Here are some important facts about Mostar.
It is one of the largest cities in Bosnia. One of the most recognizable architectural landmarks of Bosnian culture is in Mostar: Stari Most. This bridge was built in the 16th century by the Ottomans connecting two parts of the city over the Neretva River. It was breathtaking. But more importantly, it was of the utmost cultural importance to the people of Bosnia. So, during the war, the Serbs knew that it would be a devastating blow to the morale of the Bosnian Muslims (not to mention their supply line) if it were destroyed. And destroyed, it was. But, if there is anything I am learning about the Bosnian people, there isn’t much that will keep them down for good. So, with the financial help of a few other countries, Stari Most was rebuilt using as many of the original bricks as possible and reopened in 2004.
Besides the bridge, Mostar has an amazing “old town” paved with cobblestone (not the most stroller friendly, in case you’re wondering), and lined with vendors that sell everything from touristy trinkets, to pashmina shawls, to one-of-a-kind artwork.
During the war, for about 9 months in 1993, Mostar was under siege.

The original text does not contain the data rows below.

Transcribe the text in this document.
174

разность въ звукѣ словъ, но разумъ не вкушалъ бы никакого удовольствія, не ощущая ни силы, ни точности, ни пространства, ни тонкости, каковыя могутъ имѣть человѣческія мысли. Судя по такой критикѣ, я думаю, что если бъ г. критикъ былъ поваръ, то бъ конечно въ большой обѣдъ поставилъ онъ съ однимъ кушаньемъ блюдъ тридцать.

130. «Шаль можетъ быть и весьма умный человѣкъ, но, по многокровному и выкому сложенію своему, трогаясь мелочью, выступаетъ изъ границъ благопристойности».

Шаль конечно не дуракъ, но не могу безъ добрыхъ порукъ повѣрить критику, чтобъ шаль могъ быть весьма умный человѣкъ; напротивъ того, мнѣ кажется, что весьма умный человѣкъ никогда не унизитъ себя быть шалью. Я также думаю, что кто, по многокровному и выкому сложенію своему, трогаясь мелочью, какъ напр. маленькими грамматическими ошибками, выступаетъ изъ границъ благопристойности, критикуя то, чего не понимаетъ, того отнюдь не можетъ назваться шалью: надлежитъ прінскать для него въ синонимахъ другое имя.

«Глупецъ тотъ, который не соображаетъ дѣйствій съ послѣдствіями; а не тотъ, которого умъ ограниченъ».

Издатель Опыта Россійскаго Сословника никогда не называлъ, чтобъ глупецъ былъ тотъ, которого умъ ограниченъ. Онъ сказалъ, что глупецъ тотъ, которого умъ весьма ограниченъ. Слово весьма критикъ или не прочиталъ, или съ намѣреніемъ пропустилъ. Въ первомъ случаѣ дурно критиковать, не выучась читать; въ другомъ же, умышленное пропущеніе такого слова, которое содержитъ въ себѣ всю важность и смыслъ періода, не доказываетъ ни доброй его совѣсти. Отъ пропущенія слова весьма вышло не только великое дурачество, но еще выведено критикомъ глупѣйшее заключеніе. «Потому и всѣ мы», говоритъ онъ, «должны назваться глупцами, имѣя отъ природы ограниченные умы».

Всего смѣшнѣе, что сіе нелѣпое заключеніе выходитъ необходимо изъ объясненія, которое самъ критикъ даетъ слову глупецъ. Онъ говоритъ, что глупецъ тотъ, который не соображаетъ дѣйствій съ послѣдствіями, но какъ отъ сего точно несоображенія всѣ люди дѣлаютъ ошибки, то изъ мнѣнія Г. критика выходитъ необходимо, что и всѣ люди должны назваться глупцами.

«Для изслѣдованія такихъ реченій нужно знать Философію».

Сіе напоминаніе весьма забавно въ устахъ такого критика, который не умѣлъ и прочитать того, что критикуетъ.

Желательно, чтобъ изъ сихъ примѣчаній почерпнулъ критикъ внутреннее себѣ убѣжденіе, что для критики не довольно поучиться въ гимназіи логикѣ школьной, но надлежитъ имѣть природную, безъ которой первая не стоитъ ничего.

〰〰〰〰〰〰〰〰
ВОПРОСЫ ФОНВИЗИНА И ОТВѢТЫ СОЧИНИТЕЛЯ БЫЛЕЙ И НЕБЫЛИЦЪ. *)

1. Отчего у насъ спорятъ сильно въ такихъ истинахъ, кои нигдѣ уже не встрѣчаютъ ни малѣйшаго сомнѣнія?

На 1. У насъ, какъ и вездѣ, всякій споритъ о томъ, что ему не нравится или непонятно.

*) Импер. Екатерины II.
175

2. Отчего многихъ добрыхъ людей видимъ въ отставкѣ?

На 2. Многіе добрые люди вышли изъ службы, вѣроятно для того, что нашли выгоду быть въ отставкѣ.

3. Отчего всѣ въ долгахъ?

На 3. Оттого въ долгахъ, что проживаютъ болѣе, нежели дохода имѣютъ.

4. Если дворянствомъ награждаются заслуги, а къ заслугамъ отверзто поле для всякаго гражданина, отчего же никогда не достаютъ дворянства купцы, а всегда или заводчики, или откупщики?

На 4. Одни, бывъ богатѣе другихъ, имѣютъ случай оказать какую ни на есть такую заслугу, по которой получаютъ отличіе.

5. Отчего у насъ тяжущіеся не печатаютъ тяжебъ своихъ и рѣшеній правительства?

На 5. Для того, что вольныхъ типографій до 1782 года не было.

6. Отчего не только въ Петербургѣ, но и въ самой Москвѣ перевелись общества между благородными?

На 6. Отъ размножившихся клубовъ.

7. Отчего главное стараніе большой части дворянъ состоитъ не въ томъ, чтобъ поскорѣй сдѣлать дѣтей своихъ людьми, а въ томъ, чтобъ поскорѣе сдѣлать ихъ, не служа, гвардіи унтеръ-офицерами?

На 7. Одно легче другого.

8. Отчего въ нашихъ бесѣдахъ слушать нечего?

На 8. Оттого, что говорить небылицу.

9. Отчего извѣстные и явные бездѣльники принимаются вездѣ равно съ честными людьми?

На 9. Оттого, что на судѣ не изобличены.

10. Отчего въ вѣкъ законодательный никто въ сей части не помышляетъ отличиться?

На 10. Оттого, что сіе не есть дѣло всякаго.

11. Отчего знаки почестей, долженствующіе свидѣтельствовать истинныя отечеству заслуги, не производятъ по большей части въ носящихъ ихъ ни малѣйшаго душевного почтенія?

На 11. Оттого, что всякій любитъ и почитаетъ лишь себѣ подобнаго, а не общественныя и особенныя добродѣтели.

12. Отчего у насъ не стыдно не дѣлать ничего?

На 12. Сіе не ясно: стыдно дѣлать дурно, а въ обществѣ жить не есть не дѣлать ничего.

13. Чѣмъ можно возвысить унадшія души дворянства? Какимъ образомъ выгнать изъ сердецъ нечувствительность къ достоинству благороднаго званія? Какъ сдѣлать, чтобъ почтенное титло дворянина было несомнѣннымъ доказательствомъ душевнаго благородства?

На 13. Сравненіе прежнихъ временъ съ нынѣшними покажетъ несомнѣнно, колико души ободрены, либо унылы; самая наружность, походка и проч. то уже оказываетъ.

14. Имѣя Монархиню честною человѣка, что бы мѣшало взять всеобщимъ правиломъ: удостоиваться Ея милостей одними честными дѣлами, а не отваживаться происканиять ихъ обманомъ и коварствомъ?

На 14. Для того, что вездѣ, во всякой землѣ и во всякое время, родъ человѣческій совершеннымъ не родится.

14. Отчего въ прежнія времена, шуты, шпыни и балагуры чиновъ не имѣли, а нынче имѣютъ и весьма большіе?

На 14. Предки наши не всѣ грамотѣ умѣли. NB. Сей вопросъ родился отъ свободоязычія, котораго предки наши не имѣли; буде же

They were cut off from food and electricity. Constant shelling and snipers kept people in their homes all day and night, leaving only to get water. As an American, it is incredibly difficult to imagine life like this. It goes against everything I know. Yet, walking the streets of Mostar (just like in Sarajevo) there are constant reminders that in my own lifetime, there were people being killed, tortured and raped daily for the “crime” of being ethnically Muslim. It is eerie to see so many cemeteries all over the city with one glaring detail in common… the death dates all say 1993, 1994, 1993, 1995, 1994… It’s disturbing to say the least. But, I’ll get into the real grit of the war in a future post.
Mostar is just one of the places that you have to see. It has character, culture and quality that can’t be found anywhere else. It also has crazy people that jump off the bridge for fun! The boys thoroughly enjoyed that!
This was just the first of what I am sure will be several trips to Mostar. Here are some other pictures of our day there.
This is a long video, about 45 minutes, but if you are at all interested in seeing what Mostar looked like during the war, I highly recommend it. I think it’s important to remember what this country has gone through. While I was playing volleyball and getting my hair done for school dances, Bosnians were literally fighting for their lives. And not just soldiers. Kids, teenagers, grandparents. Sometimes, when you’re American, it’s easy to forget what the rest of the world is going through, because, well, it’s easy to live in America. Really easy. Take a moment to read up on the news around the world. I promise you, where the President vacationed or who marries whom won’t seem like such a big deal anymore.